In our table we have a list of runners, the time the course was completed in and the runner's age. Our task is to retrieve the fastest X runners in each age range.
CREATE TABLE #Runners ( Runner integer NOT NULL, Time integer NOT NULL, Age integer NOT NULL ) INSERT INTO #Runners SELECT 1 , 10 , 20 UNION ALL SELECT 2 , 15 , 20 UNION ALL SELECT 3 , 11 , 20 UNION ALL SELECT 4 , 12 , 30 UNION ALL SELECT 5 , 18 , 30 UNION ALL SELECT 6 , 9 , 40 UNION ALL SELECT 7 , 16 , 40 UNION ALL SELECT 8 , 13 , 30
By far the simplest way is to use a combination of the ranking functions ( Specifically row_number () ) and CTE 's (Common Table Expressions). This may not always be the most efficient, but I'll come back to that point later.
Our first task is to ascertain the order that the runners completed the course in. If we were interested in only the overall, age range aside, order we could simply
Select * from #Runners order by Time
and then by adding then TOP clause we can filter the Top X (assuming 2 here)
Select top(2) * from #Runners order by Time
However, we do need the TOP X for each age category. As mentioned above we will be using the row_number() ranking function to help us do this. If we were to execute
select * ,row_number() over (order by Time ) as RowN from #Runners order by Rown Runner Time Age RowN ----------- ----------- ----------- -------------------- 6 9 40 1 1 10 20 2 3 11 20 3 4 12 30 4 8 13 30 5 2 15 20 6 7 16 40 7 5 18 30 8
We get effectively the same output as before but now with an added column, which is an incrementing integer in the order of time. If there were ties and we wanted each of them treated the same then we would use the DENSE_RANK function rather than ROW_NUMBER. In some systems if there is a tie, for example two runners finished in exactly the same time for first place, then there is no following position. That means no second place runner and we skip to third. We would then use the RANK function. In our example, however, we are going to ignore the possibility of ties.

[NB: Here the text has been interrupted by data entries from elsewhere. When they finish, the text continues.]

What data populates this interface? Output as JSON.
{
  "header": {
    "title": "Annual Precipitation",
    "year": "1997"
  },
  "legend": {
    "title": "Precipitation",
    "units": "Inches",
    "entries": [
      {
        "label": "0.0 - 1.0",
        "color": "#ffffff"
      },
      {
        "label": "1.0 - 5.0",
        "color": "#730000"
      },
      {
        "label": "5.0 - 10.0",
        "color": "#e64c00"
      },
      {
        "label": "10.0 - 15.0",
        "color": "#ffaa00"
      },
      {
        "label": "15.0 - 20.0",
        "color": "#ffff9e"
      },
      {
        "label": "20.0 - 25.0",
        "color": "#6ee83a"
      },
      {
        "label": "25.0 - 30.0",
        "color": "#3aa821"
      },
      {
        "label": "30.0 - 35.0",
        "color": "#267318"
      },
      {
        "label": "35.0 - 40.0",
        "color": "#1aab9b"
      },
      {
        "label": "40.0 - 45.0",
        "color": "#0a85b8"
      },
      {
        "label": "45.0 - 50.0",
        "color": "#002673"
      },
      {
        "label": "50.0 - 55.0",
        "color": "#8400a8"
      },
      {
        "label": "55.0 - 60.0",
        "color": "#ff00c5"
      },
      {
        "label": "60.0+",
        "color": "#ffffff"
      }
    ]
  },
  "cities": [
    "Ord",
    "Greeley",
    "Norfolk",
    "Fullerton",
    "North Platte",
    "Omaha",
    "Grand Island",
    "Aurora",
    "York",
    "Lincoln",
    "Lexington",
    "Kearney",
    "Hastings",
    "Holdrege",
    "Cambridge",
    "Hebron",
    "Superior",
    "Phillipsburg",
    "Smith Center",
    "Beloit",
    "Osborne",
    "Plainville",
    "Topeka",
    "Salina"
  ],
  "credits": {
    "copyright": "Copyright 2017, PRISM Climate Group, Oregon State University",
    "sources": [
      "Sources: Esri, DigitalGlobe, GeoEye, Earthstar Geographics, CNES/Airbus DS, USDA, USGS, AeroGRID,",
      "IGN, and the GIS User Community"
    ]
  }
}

An extension of the Over clause is "PARTITION BY", which will re-initialize the counter for each group specified with it. This is usable for all the Ranking functions and pre-existing aggregate functions. PARTITION BY is very similar to using a GROUP BY clause except now we are able to have a different clause for each ranking or aggregate function used. To see this is action
select * ,row_number() over (partition by Age order by Time ) as RowN from #Runners order by Age,Rown
So now RowN is an incrementing counter ordered by time for each distinct value within the age column. This is the column that we will now need to filter upon to find our TOP X runners. In an ideal world we would be able to execute:
select * ,row_number() over (partition by Age order by Time ) as RowN from #Runners where row_number() over (partition by Age order by Time ) <=2 order by Age,Rown
However we cannot, so the currently suggested method is to solve this by using a CTE. This will enable us to now filter on the RowN Column.
with cteRunners as ( select * ,row_number() over (partition by Age order by Time ) as RowN from #Runners ) Select * from cteRunners where RowN <=2 order by Age,Rown
Itzik Ben-Gan has proposed using a QUALIFY clause as detailed here to resolve this issue.
The caveat
Although this will work perfectly fine, performance over a large number of rows can be relatively poor as the engine will have to read every row in the table and for those rows, evaluate the row number function so that it can be filtered upon. This can be quite a waste of resources if we only require a small amount of the total number of rows. To prove the point, first we need to generate some test data,
IF OBJECT_ID('tempdb..#RunnersBig') IS NOT NULL drop table #RunnersBig go Create Table #RunnersBig ( RunnerId integer identity , Time integer not null, Age integer not null ) go insert into #runnersbig ( Time , Age ) select top 1000000 ABS ( checksum ( newid ()))% 1000 , ABS ( checksum ( newid ()))% 99 from sys . columns a cross join sys . columns b cross join sys . columns c go create index idxrunnersbig on #runnersbig ( age , time ) include ( runnerid )
This will generate a table with one million rows of randomized values and then create an index upon it. Our alternative approach will be to use the CROSS APPLY Operator and a tally table is used as our 'LEFT' table.
with cteN as ( select number from master .. spt_values where type = 'p' and number between 0 and 100 ) Select * from cteN cross apply ( Select top ( 2 ) * from #RunnersBig where #RunnersBig . Age = cteN . number order by Time ) as runners order by cteN . number , runners . Time
When compared to this filtered row_number query in Profiler:
with cteRunners as ( select * , row_number () over ( partition by Age order by Time ) as RowN from #RunnersBig ) Select * from cteRunners where RowN <= 2 order by Age , Rown go
We will find that the filtered version executes in ~463ms whereas the CROSS APPLY a mere 1 ms YMMV.